R is for Rebekkah: Celebrating a Significant Life

"Retarded"- I still remember the first time I heard someone use that word and understood what it meant. I was in 5th grade waiting for the bus in front of our little house in Macon, Ga. The person using the word was a boy with my same last name that I had to sit next to in class. He was not exactly popular and he was not exactly nice and he was making fun of someone else at the bus stop (who was not, in fact, "retarded").  But all of a sudden a light bulb went off in my head and I understood the population group he was referring to. And I was angry. Angry because he was a bully. Angry because my uncle, one of the funniest people I knew and owner of the best movie collection, also happened to be rocking an extra chromosome. That day I promised myself I would not use that awful word... ever. Years later I had a friend tell me,"it's okay if I use that word because, you know, I work with those kids, too." No, I'm sorry- it is not okay. 

 In my household the R-word is akin to the F-word. I will be more shocked and disappointed to hear that derogatory term come out of my children's mouths than any other (partially because my 2-year old has broken me in already with an inability to say "fork").

Retarded is defined as "stupid or foolish" and a "limitation in intellectual understanding and awareness" and "emotional development"(source).  I'm sorry but that is crap.The R-word doesn't work for me. I cannot reconcile that definition with a single person I know with special needs. These people are not just my students or acquaintances. They are my friends, my teachers, and my daughter's namesake.
Down Syndrome
A definition, a single word, a derogatory term will not describe them any more than labeling me a white girl teaches you anything about me. It may be the first thing you notice about me but I doubt it is the second or third thing. It is not defining. I realize that we as humans often are accidentally derogatory out of fear, misunderstanding, intimidation, and ignorance.
In honor of Down Syndrome Awareness month I want to replace ignorance and fear with knowledge and understanding. Allow me to introduce you, dear friends, to one little star that left me brighter for having known her.
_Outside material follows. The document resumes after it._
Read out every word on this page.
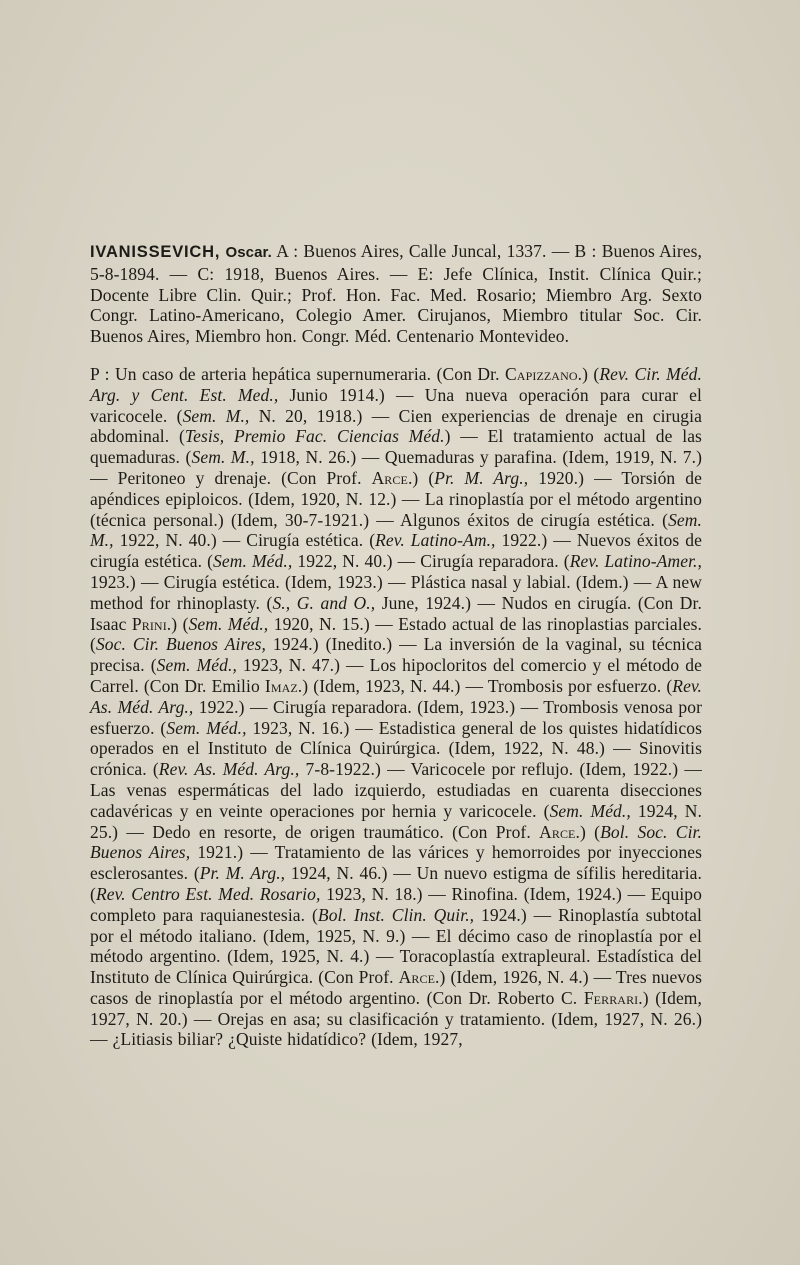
IVANISSEVICH, Oscar. A : Buenos Aires, Calle Juncal, 1337. — B : Buenos Aires, 5-8-1894. — C: 1918, Buenos Aires. — E: Jefe Clínica, Instit. Clínica Quir.; Docente Libre Clin. Quir.; Prof. Hon. Fac. Med. Rosario; Miembro Arg. Sexto Congr. Latino-Americano, Colegio Amer. Cirujanos, Miembro titular Soc. Cir. Buenos Aires, Miembro hon. Congr. Méd. Centenario Montevideo.

P : Un caso de arteria hepática supernumeraria. (Con Dr. Capizzano.) (Rev. Cir. Méd. Arg. y Cent. Est. Med., Junio 1914.) — Una nueva operación para curar el varicocele. (Sem. M., N. 20, 1918.) — Cien experiencias de drenaje en cirugia abdominal. (Tesis, Premio Fac. Ciencias Méd.) — El tratamiento actual de las quemaduras. (Sem. M., 1918, N. 26.) — Quemaduras y parafina. (Idem, 1919, N. 7.) — Peritoneo y drenaje. (Con Prof. Arce.) (Pr. M. Arg., 1920.) — Torsión de apéndices epiploicos. (Idem, 1920, N. 12.) — La rinoplastía por el método argentino (técnica personal.) (Idem, 30-7-1921.) — Algunos éxitos de cirugía estética. (Sem. M., 1922, N. 40.) — Cirugía estética. (Rev. Latino-Am., 1922.) — Nuevos éxitos de cirugía estética. (Sem. Méd., 1922, N. 40.) — Cirugía reparadora. (Rev. Latino-Amer., 1923.) — Cirugía estética. (Idem, 1923.) — Plástica nasal y labial. (Idem.) — A new method for rhinoplasty. (S., G. and O., June, 1924.) — Nudos en cirugía. (Con Dr. Isaac Prini.) (Sem. Méd., 1920, N. 15.) — Estado actual de las rinoplastias parciales. (Soc. Cir. Buenos Aires, 1924.) (Inedito.) — La inversión de la vaginal, su técnica precisa. (Sem. Méd., 1923, N. 47.) — Los hipocloritos del comercio y el método de Carrel. (Con Dr. Emilio Imaz.) (Idem, 1923, N. 44.) — Trombosis por esfuerzo. (Rev. As. Méd. Arg., 1922.) — Cirugía reparadora. (Idem, 1923.) — Trombosis venosa por esfuerzo. (Sem. Méd., 1923, N. 16.) — Estadistica general de los quistes hidatídicos operados en el Instituto de Clínica Quirúrgica. (Idem, 1922, N. 48.) — Sinovitis crónica. (Rev. As. Méd. Arg., 7-8-1922.) — Varicocele por reflujo. (Idem, 1922.) — Las venas espermáticas del lado izquierdo, estudiadas en cuarenta disecciones cadavéricas y en veinte operaciones por hernia y varicocele. (Sem. Méd., 1924, N. 25.) — Dedo en resorte, de origen traumático. (Con Prof. Arce.) (Bol. Soc. Cir. Buenos Aires, 1921.) — Tratamiento de las várices y hemorroides por inyecciones esclerosantes. (Pr. M. Arg., 1924, N. 46.) — Un nuevo estigma de sífilis hereditaria. (Rev. Centro Est. Med. Rosario, 1923, N. 18.) — Rinofina. (Idem, 1924.) — Equipo completo para raquianestesia. (Bol. Inst. Clin. Quir., 1924.) — Rinoplastía subtotal por el método italiano. (Idem, 1925, N. 9.) — El décimo caso de rinoplastía por el método argentino. (Idem, 1925, N. 4.) — Toracoplastía extrapleural. Estadística del Instituto de Clínica Quirúrgica. (Con Prof. Arce.) (Idem, 1926, N. 4.) — Tres nuevos casos de rinoplastía por el método argentino. (Con Dr. Roberto C. Ferrari.) (Idem, 1927, N. 20.) — Orejas en asa; su clasificación y tratamiento. (Idem, 1927, N. 26.) — ¿Litiasis biliar? ¿Quiste hidatídico? (Idem, 1927,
As an idealistic college student I took a job as a summer camp counselor at Extra Special People, Inc. I was raised with a healthy respect and love for the special needs community but my years at ESP are what shaped and refined my heart and my passion. Those that left the most impact are part of the group I refer to as "the originals". When I joined the ESP family it was a humble community program started by a single woman with a big heart. With the strong leadership of a young dreamer ESP is now a household name in Athens, Georgia and making strides to become nationally known because of partnerships with the University of Georgia along with former QB1, Kansas City Chief's Aaron Murray, and The Bachelorette finalist, Josh Murray. But "the originals" are the ones that I started with my very first summer eleven years ago.